Partly that substitution is down to where the individual sectors are at, and partly because the “more informed” investor is aware that if they have a net zero target, the carbon removal aspect of natural capital assets can make a very positive contribution towards that target. New regulatory frameworks are also one of the “game changers” for the asset class, while corporates looking to deal with their own emissions are also eyeing natural capital assets over the traded carbon credit market.
“Land-based assets are one of the most cost-effective ways of taking carbon dioxide out of the atmosphere; when you really compare things like direct carbon removal it’s a polar opposite in terms of cost, and that’s a big driver,” Davies says. “You’ve also seen a number of new investment management businesses that have appeared, whether that’s collaborations that have been formed out of existing businesses or others that are setting up their business based around investing in natural capital assets.”

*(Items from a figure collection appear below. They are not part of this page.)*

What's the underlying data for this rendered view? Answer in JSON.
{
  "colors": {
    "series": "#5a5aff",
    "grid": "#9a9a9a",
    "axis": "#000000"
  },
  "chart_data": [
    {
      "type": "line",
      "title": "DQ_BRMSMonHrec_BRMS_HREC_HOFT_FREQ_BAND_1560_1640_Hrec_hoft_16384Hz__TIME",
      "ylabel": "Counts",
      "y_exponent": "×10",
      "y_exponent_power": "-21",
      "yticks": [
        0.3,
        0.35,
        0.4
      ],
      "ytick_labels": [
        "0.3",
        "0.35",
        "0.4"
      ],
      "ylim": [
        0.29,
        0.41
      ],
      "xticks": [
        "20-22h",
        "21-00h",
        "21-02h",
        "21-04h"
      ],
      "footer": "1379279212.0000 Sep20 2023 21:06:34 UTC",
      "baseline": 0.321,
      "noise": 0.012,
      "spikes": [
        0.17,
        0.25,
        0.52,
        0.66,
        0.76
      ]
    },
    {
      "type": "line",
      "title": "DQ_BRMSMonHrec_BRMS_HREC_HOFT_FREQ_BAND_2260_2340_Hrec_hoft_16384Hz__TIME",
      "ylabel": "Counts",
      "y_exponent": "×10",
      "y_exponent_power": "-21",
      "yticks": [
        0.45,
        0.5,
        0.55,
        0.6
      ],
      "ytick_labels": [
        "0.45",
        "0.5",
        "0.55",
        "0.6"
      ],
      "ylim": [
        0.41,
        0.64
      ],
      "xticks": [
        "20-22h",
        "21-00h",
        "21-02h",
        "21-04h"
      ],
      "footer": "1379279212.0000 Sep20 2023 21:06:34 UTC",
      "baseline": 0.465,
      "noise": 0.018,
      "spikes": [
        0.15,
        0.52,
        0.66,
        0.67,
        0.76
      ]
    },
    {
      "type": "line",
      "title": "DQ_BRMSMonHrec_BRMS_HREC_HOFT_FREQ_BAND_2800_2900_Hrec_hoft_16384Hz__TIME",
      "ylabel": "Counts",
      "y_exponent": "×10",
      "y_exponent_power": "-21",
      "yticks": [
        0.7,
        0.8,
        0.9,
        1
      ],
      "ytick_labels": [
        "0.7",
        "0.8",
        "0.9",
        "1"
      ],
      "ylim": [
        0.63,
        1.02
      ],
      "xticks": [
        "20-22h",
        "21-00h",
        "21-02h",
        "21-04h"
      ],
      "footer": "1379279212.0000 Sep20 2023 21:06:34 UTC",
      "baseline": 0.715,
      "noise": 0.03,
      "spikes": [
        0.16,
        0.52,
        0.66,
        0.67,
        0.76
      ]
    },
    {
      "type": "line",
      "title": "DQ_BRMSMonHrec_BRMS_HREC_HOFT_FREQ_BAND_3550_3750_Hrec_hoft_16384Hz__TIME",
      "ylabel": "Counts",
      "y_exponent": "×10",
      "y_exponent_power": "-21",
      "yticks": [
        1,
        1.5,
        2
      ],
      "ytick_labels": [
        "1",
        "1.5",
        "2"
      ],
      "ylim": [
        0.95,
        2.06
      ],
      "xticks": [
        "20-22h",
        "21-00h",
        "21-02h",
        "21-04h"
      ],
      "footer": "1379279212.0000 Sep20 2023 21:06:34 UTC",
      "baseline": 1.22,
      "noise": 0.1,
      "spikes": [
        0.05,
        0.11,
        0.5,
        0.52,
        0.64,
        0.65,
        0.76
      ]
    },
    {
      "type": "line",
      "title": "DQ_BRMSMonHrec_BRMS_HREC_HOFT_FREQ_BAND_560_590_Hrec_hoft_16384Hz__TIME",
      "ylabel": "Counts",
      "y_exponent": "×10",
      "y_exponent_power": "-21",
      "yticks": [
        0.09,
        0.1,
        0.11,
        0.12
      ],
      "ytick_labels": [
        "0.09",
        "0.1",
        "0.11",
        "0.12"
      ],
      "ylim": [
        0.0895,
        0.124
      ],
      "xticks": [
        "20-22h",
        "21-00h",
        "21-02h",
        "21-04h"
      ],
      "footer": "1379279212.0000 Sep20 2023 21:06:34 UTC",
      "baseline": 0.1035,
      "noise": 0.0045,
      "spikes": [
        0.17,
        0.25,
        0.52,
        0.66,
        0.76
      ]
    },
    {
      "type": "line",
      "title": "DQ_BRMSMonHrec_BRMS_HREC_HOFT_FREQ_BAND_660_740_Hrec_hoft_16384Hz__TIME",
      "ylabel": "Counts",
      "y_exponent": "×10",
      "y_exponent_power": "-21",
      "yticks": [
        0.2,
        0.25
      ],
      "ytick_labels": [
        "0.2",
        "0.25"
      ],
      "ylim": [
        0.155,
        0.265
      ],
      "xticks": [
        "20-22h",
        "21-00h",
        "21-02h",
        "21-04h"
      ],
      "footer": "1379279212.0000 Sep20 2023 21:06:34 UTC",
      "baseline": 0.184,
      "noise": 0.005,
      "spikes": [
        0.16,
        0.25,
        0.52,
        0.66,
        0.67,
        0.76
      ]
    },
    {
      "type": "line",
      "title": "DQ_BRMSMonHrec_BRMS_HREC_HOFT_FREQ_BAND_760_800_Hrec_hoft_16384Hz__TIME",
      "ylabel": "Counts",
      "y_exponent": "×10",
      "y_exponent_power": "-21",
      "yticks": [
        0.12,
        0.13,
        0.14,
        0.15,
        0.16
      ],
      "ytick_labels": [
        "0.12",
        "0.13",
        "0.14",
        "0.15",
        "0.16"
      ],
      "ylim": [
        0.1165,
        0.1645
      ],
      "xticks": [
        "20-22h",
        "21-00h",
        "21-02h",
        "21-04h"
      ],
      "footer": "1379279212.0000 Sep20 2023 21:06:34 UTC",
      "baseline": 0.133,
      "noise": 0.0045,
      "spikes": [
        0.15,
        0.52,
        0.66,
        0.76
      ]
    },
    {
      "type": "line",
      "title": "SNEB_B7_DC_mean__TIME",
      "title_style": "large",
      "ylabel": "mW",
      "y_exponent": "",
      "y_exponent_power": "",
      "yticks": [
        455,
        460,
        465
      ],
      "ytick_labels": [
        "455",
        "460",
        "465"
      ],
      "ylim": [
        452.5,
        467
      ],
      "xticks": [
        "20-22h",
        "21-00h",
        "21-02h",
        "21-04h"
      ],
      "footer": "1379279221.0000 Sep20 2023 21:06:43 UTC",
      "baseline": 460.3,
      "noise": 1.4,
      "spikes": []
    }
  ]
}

While good data is available, institutional uptake is still being held back by the lack of a global index; Nuveen has its own data series going back to the inception of its natural capital strategies in the 2000s, which complements the regional indices on-hand, but a global index for farmland and timberland could ultimately be used to create an indicative benchmark for natural capital at large and help potential investors come to grips with what is still a little-understood asset class.
“As is the case with anything in its infancy, the nascency and the education aspect (is a challenge) – if you talk to an investor about commercial real estate, they immediately understand how the returns are generated and what the characteristics of the asset class are,” Davies says. “But if you look at the whole agriculture value chain, there are many points in it where you could invest… It’s a fairly big area when you look at it in its entirety.”
“Then if you start looking at carbon intensity and the impact you can have on biodiversity and the environment, you’re opening up a whole new suite of information on which there needs to be education and awareness on from an investor perspective.”